Wednesday, 11 September 2019

Pay day!

For lawyers that is. The grun is delighted to report that:


Scottish judges rule Boris Johnson's suspension of parliament unlawful 

Lawyers acting for 75 opposition MPs and peers argued Johnson’s decision to suspend parliament for five weeks was illegal and in breach of the constitution, as it was designed to stifle parliamentary debate and action on Brexit.

The Government intends to appeal 

Meanwhile, the EC is under new management and is already extending its ambitions:

The European commission’s incoming president has been pilloried for giving the EU’s most senior official on migration the job title “Protecting our European Way of Life”...Sophie in ‘t Veld, a Liberal MEP who also works on migration law, said the decision was misguided and urged Von der Leyen to withdraw the title. “The very point about the European way of life, is the freedom for individuals to choose their own way of life,” she said. “We do not need a commissioner for that, thank you very much....The commission will also have vice-presidents in charge of, “A Stronger Europe in the World”, “Europe Fit for a Digital Age” and “Democracy and Demography”...The fuzzy aspirational titles contrast with the outgoing commission, which uses prosaic factual terms, such as “foreign policy and security” or “digital single market”.

Elsewhere, G Monbiot delivers a penetrating critique of neoliberalism and says:

Neoliberalism is the ideology developed by people such as Friedrich Hayek and Milton Friedman. It is not just a set of free-market ideas, but a focused discipline, deliberately applied around the world. It treats competition as humanity’s defining characteristic, sees citizens as consumers and “the market” as society’s organising principle. The market, it claims, sorts us into a natural hierarchy of winners and losers. Any attempt by politics to intervene disrupts the discovery of this natural order. [hence the European Court of Justice] ...It was embraced by Margaret Thatcher, Ronald Reagan and most subsequent governments. They sought to implement the doctrine by cutting taxes, privatising and outsourcing public services, slashing public protections, crushing trade unions and creating markets where markets did not exist before. The doctrine was imposed by central banks, the IMF, the Maastricht treaty and the World Trade Organization. By shutting down political choice, governments and international bodies created a kind of totalitarian capitalism.

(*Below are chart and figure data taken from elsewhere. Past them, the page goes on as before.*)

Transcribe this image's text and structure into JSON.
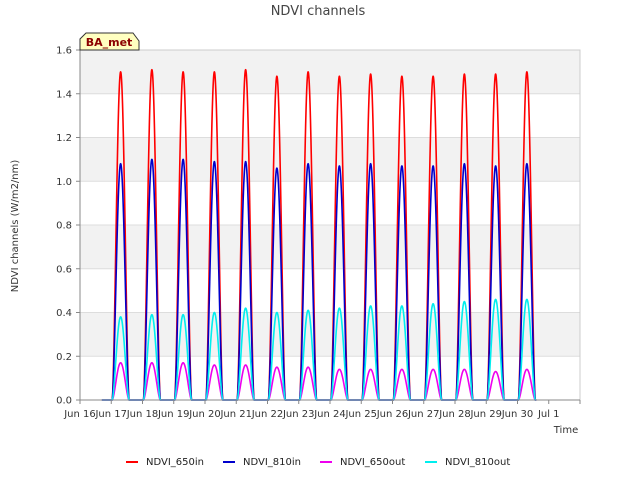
{
  "chart_data": {
    "type": "line",
    "title": "NDVI channels",
    "xlabel": "Time",
    "ylabel": "NDVI channels (W/m2/nm)",
    "badge": "BA_met",
    "xlim": [
      0,
      16
    ],
    "ylim": [
      0,
      1.6
    ],
    "y_ticks": [
      0.0,
      0.2,
      0.4,
      0.6,
      0.8,
      1.0,
      1.2,
      1.4,
      1.6
    ],
    "y_tick_labels": [
      "0.0",
      "0.2",
      "0.4",
      "0.6",
      "0.8",
      "1.0",
      "1.2",
      "1.4",
      "1.6"
    ],
    "x_ticks": [
      0,
      1,
      2,
      3,
      4,
      5,
      6,
      7,
      8,
      9,
      10,
      11,
      12,
      13,
      14,
      15,
      16
    ],
    "x_tick_labels": [
      "Jun 16",
      "Jun 17",
      "Jun 18",
      "Jun 19",
      "Jun 20",
      "Jun 21",
      "Jun 22",
      "Jun 23",
      "Jun 24",
      "Jun 25",
      "Jun 26",
      "Jun 27",
      "Jun 28",
      "Jun 29",
      "Jun 30",
      "Jul 1",
      ""
    ],
    "x_tick_label_display": [
      "Jun 16",
      "Jun 17",
      "Jun 18",
      "Jun 19",
      "Jun 20",
      "Jun 21",
      "Jun 22",
      "Jun 23",
      "Jun 24",
      "Jun 25",
      "Jun 26",
      "Jun 27",
      "Jun 28",
      "Jun 29",
      "Jun 30",
      "Jul 1"
    ],
    "day_centers": [
      1.3,
      2.3,
      3.3,
      4.3,
      5.3,
      6.3,
      7.3,
      8.3,
      9.3,
      10.3,
      11.3,
      12.3,
      13.3,
      14.3
    ],
    "series": [
      {
        "name": "NDVI_650in",
        "color": "#ff0000",
        "peaks": [
          1.5,
          1.51,
          1.5,
          1.5,
          1.51,
          1.48,
          1.5,
          1.48,
          1.49,
          1.48,
          1.48,
          1.49,
          1.49,
          1.5
        ]
      },
      {
        "name": "NDVI_810in",
        "color": "#0000cc",
        "peaks": [
          1.08,
          1.1,
          1.1,
          1.09,
          1.09,
          1.06,
          1.08,
          1.07,
          1.08,
          1.07,
          1.07,
          1.08,
          1.07,
          1.08
        ]
      },
      {
        "name": "NDVI_650out",
        "color": "#ee00ee",
        "peaks": [
          0.17,
          0.17,
          0.17,
          0.16,
          0.16,
          0.15,
          0.15,
          0.14,
          0.14,
          0.14,
          0.14,
          0.14,
          0.13,
          0.14
        ]
      },
      {
        "name": "NDVI_810out",
        "color": "#00eeee",
        "peaks": [
          0.38,
          0.39,
          0.39,
          0.4,
          0.42,
          0.4,
          0.41,
          0.42,
          0.43,
          0.43,
          0.44,
          0.45,
          0.46,
          0.46
        ]
      }
    ],
    "legend_position": "bottom",
    "grid": true
  }
}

Any (!) readers will notice that the EC is included in the list but in an odd way -- 'the Maastricht treaty'. It gets more apologetic. Monbiot argues that 'neoliberal ultras [in the UK Government], and Brexit is a highly effective means of promoting this failed ideology.' An even more masterful matador manoeuvre ends the piece:

the professor of political economy Abby Innes argues, neoliberalism has reached its Brezhnev phase: “ossification, self-dealing, and directionless political churn”. Like Leninism, neoliberalism claims to be an infallible science. Its collision with the complexities of the real world has caused political sclerosis of the kind that characterised the decline of Soviet communism. As a result, “the only way to complete this revolution today is under cover of other projects: Brexit is ideal”.

So neolibs, having driven the Maastricht Treaty, now move on to UK nationalism to avoid bureaucratic stagnation? But not French or German nationalism or is that next? Monbiot has to defend this view by saying:

[Johnson] rages against red tape, but the real red tape is created by the international trade treaties he favours, that render democratic change almost impossible, through rules that protect capital against popular challenge, and shift decision-making away from parliaments and into unaccountable offshore courts (“investor-state dispute settlement”). This explains the enthusiasm among some on the left for Brexit: a belief that escaping from the EU means escaping from coercive trade instruments. In reality, it exposes us to something even worse, as the UK enters negotiations with the US, holding a begging bowl.

The BuzzFeed article on investor-state dispute settlement is indeed alarming, although focused on US dealings with dodgy plutocrats in Central American or Middle Eastern states. I could see no comment on the EC, and certainly not any support for the view that the EC would protect us from this development, if anything can.  Maybe it will prefer its own unelected legal bodies to do the job?

So --much to agree with, of course, but what a strangely selective target.Is the EC going to prevent ossification with its belief in infallible government? Has it eased market forces and protected trades unions? Does it stand against totalitarian capitalism? Monbiot just seems to  prefer European neoliberalism to US neoliberalism.

It's far worse than Monbiot thinks. There are no simple alternatives to neoliberalism  and the only issue is whether international legal and political federations of capitalists will be worse than their existing networks and connections. Difficult choice -- but I'm for removing that additional 'European' protective layer of bureaucratic rationalism and its sad social liberal ideology.